In eukaryotes, the specific cotranslational insertion
of selenocysteine at UGA codons requires the presence of
a secondary structural motif in the 3′ untranslated
region of the selenoprotein mRNA. This selenocysteine insertion
sequence (SECIS) element is predicted to form a hairpin
and contains three regions of sequence invariance that
are thought to interact with a specific protein or proteins.
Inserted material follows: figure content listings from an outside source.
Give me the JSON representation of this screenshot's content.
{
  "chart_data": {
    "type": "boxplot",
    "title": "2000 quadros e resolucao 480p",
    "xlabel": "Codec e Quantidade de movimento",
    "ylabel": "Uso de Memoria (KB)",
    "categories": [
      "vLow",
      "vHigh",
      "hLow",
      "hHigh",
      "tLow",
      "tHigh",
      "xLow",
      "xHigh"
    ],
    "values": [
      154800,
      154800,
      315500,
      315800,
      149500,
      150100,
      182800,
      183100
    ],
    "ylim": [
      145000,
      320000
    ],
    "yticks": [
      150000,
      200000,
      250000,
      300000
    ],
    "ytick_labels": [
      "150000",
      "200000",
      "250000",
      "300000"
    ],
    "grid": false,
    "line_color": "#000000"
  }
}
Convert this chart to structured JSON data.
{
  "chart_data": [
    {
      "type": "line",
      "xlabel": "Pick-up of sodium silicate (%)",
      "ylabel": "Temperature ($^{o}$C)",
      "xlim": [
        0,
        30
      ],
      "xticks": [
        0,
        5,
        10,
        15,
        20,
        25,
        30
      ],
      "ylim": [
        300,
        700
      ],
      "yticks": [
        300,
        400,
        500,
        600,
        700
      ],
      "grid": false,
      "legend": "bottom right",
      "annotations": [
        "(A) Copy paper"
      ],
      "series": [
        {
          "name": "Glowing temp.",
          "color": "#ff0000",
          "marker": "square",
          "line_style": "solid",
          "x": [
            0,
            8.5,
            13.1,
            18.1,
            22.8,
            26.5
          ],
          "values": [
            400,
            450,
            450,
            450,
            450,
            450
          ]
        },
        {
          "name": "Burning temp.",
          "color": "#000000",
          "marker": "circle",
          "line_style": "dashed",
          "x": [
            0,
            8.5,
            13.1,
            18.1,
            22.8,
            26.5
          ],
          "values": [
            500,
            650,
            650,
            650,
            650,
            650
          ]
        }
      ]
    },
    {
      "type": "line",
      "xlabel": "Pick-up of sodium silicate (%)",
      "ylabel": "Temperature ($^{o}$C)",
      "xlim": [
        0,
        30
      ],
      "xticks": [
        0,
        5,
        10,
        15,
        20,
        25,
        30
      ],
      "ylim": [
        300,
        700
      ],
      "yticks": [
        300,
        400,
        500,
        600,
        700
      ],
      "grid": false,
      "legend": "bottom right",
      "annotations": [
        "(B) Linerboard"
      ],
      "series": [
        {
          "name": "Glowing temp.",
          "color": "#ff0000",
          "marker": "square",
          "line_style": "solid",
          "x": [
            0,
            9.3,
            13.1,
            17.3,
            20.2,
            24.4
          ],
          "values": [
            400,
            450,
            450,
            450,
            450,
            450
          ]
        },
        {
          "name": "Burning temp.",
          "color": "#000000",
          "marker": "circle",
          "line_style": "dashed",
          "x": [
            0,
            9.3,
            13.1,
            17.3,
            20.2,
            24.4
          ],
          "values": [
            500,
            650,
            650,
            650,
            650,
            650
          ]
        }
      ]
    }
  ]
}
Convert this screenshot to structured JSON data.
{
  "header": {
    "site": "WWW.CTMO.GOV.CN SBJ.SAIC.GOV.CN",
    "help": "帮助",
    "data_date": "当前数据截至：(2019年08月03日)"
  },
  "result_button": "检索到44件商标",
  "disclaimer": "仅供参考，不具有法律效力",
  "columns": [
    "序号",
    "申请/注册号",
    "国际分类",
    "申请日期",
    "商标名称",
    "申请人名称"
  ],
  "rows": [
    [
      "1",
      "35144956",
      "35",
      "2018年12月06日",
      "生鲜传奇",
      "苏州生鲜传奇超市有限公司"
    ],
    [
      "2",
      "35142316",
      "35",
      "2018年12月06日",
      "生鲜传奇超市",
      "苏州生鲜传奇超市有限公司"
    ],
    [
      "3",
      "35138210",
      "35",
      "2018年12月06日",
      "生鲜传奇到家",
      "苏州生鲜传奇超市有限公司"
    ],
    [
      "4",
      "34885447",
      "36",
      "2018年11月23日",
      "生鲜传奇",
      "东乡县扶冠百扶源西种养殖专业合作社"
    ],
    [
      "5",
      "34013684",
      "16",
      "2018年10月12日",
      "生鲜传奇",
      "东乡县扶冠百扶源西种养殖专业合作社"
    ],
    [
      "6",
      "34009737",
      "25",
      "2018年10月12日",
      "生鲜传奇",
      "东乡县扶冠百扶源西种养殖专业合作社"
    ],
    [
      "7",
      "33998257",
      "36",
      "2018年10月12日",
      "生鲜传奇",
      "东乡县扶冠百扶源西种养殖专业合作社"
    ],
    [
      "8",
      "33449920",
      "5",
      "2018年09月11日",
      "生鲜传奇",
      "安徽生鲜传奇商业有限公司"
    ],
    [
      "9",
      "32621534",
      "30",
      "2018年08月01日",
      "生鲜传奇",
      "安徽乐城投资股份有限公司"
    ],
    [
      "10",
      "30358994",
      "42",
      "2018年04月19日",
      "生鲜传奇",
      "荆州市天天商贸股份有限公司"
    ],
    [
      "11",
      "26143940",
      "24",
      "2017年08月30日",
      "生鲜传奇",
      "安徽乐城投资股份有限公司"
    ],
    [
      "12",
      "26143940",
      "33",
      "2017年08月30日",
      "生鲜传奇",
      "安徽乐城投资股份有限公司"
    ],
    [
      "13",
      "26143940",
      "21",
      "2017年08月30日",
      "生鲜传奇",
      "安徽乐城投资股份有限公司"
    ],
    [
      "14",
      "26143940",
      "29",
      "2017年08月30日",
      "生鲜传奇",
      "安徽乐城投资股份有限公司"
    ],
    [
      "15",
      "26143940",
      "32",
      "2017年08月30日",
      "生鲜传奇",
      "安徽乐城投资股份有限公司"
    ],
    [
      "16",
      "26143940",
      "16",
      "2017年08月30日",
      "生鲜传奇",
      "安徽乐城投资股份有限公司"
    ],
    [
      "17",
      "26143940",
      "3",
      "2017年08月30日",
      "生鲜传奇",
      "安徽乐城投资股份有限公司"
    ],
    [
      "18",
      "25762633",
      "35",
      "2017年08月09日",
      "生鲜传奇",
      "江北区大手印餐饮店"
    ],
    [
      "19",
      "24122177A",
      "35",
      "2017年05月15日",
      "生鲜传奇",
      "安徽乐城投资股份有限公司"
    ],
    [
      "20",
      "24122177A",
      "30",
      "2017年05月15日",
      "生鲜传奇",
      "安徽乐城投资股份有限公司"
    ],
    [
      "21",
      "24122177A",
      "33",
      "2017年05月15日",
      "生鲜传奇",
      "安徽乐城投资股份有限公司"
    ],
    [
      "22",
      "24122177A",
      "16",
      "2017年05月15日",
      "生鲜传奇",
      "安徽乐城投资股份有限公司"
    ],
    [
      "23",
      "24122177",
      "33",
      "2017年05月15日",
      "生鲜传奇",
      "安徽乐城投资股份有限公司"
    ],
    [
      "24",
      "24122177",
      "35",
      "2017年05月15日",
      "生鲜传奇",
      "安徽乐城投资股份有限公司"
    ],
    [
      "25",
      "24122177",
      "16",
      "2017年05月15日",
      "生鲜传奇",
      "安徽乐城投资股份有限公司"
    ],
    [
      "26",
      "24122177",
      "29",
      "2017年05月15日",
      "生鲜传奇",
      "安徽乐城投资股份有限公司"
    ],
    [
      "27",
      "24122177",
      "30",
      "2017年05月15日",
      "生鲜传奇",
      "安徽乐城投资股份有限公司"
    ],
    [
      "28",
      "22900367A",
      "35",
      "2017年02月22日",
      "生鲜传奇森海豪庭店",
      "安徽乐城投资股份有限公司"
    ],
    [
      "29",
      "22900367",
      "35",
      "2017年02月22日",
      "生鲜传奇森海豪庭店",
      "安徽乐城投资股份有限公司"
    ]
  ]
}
Specificity of RNA-binding protein recognition of cognate
RNAs is usually characterized by the ability of the protein
to recognize and distinguish between a consensus binding
site and sequences containing mutations to highly conserved
positions in the consensus sequence. Using a functional
assay for the ability of wild-type and mutant SECIS elements
to direct cotranslational selenocysteine incorporation,
we have investigated the relative contributions of individual
invariant nucleotides to SECIS element function. We report
the novel finding that, for this consensus RNA motif, mutations
at the invariant nucleotides are tolerated to different
degrees in different elements, depending on the identity
of a single nonconserved nucleotide. Further, we demonstrate
that the sequences adjacent to the minimal element, although
not required for function, can affect function through
their propensity to base pair. These findings shed light
on the specific structure these conserved sequences may
form within the element. This information is crucial to
the design of strategies for the identification of SECIS-binding
proteins, and hence the elucidation of the mechanism of
selenocysteine incorporation in eukaryotes.